As a young priest in the late 1960s and early ’70s, I saw firsthand the moral anguish of married couples wrestling with this teaching. I believe their acute pain was intimately tied to their fear of committing mortal sin. We might have had a very different moral discussion following the birth-control encyclical if the church had not insisted that all forms of artificial birth control were intrinsically evil and therefore mortal sins. Labeling human moral acts and omissions that miss the mark as mortal sin always ups the ante—and threatens the credibility of the church’s teaching authority itself.
The essential distinction between mortal and venial sins, noted by (e.g.) Aquinas, is that wrongdoing is mortal if it is wrong because it is inconsistent with love of God and neighbor, and venial if it is wrong because it guarantees a falling short in love of God and neighbor. Thus the distinction is not a matter of how things are labeled, nor is it applied as a 'motivator'. One of the way Cozzens muddies the waters is by chatting about sins of disobedience -- not eating meat on Fridays, a priest not praying the Divine Office, attending Mass on Sundays -- whose status as mortal sins may change over time. But these change because they are actions that are not in themselves mortal sins at all; it's defiantly refusing to do them when they are required that is the problem. (It's likewise the case, with anything that is a mortal sin considered simply on its own, that circumstances may combine in such a way that it is only venial in a particular case, due to ignorance, confusion, pressure, or any number of other things.)

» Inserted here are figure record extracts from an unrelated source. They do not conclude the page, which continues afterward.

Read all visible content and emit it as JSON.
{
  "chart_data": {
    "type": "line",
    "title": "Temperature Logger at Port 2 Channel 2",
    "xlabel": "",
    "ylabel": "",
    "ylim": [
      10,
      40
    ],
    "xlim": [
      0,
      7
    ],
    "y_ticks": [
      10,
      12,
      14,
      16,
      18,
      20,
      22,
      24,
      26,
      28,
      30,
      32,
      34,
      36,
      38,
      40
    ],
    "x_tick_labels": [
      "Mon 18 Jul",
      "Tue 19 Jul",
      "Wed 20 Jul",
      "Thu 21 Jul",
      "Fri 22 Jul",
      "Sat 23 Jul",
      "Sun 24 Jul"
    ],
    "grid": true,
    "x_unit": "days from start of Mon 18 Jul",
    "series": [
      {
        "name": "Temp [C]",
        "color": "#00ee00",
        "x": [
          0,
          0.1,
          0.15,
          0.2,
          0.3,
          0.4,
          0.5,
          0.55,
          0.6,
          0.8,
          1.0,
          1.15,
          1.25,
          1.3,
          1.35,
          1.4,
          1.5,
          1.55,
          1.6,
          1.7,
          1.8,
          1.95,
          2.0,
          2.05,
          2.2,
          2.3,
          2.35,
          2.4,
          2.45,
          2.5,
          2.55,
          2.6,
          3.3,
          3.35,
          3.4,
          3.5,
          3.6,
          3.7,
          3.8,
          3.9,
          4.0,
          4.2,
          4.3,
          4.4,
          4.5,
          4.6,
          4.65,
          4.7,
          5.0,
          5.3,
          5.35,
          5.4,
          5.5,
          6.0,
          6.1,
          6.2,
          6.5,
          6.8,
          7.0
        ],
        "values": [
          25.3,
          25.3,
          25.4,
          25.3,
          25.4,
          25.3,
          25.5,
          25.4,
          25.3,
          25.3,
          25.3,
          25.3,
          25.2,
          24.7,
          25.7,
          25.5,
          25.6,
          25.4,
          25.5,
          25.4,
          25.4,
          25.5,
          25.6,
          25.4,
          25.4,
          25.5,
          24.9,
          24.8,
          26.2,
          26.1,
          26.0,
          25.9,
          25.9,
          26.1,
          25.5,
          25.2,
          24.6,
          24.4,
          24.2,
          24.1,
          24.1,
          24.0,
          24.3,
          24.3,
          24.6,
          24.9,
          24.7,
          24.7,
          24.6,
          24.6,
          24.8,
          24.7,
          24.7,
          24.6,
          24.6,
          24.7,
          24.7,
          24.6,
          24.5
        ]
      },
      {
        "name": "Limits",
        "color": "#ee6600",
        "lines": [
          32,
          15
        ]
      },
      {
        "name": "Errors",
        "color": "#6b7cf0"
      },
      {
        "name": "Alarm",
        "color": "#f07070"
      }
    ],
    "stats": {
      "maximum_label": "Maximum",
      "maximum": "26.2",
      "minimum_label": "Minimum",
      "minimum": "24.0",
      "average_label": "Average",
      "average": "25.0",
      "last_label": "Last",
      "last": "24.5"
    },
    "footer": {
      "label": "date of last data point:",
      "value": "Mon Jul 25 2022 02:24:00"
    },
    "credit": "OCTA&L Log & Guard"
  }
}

Since the heart of any genuine Christian morality is charity, the Church has a moral obligation to teach people about the ways in which their actions can be inconsistent with, or impediments to, true charity. This does not magically go away, ever; it does not go away if people stop believing it, it does not go away if people do not listen to it, it does not go away if the Church also explores other ways of approaching ethical matters.
What really gets me about Cozzens's article, though, is this:
Catholic moral tradition, especially in the arena of sexuality, remains married to a calculus of sin. Confessors, at least from the time of the Council of Trent, were trained to distinguish between venial matter and grave matter in hearing confessions. That led in turn to an emphasis on the “act committed” rather than on the penitent’s encounter with the healing mercy of Jesus Christ and his or her overall moral orientation. Pope Francis, in harmony with the work of contemporary theologians like Bernard Häring, Charles Curran, Margaret Farley and others, is showing us how to move beyond the narrow legalisms of act-centered morality.
But it seems that many Catholics have already managed to climb out of the dark hole of an act-centered, sin-focused morality all by themselves. They have not lost a healthy sense of sin, but they don’t think a second glance at their neighbor’s spouse or missing Mass on Sunday separates them from God’s grace. Nor do they believe that doing what is necessary to determine the size of their family is always mortally sinful.
The divorcing of actions from "overall moral orienation" -- an "overall moral orientation" to what, if not practical actions, known by what, if not by actions? -- and of actions from mercy toward people -- the "healing mercy of Jesus Christ" for what, if not the damage we cause ourselves and others by actions? -- is bizarre. The test of "moral orientation" is what we actually do; you can think yourself the most splendid person, and it means nothing unless your actions actually show it; you can have the most moral attitude ever, and it is hypocrisy if you do not make an effort to act appropriately to it. There is a reason why ethics is focused on acts; and there are reasons why theological ethics, in particular, tends to focus on acts. None of these are addressed in Cozzens's fantasy, which manages not actually to touch on any ethical points of substance, whether philosophical or theological. The whole thing is carried out in a void in which all actual ethical work outside a very narrow stream obsessed with avoiding legalisms is ignored.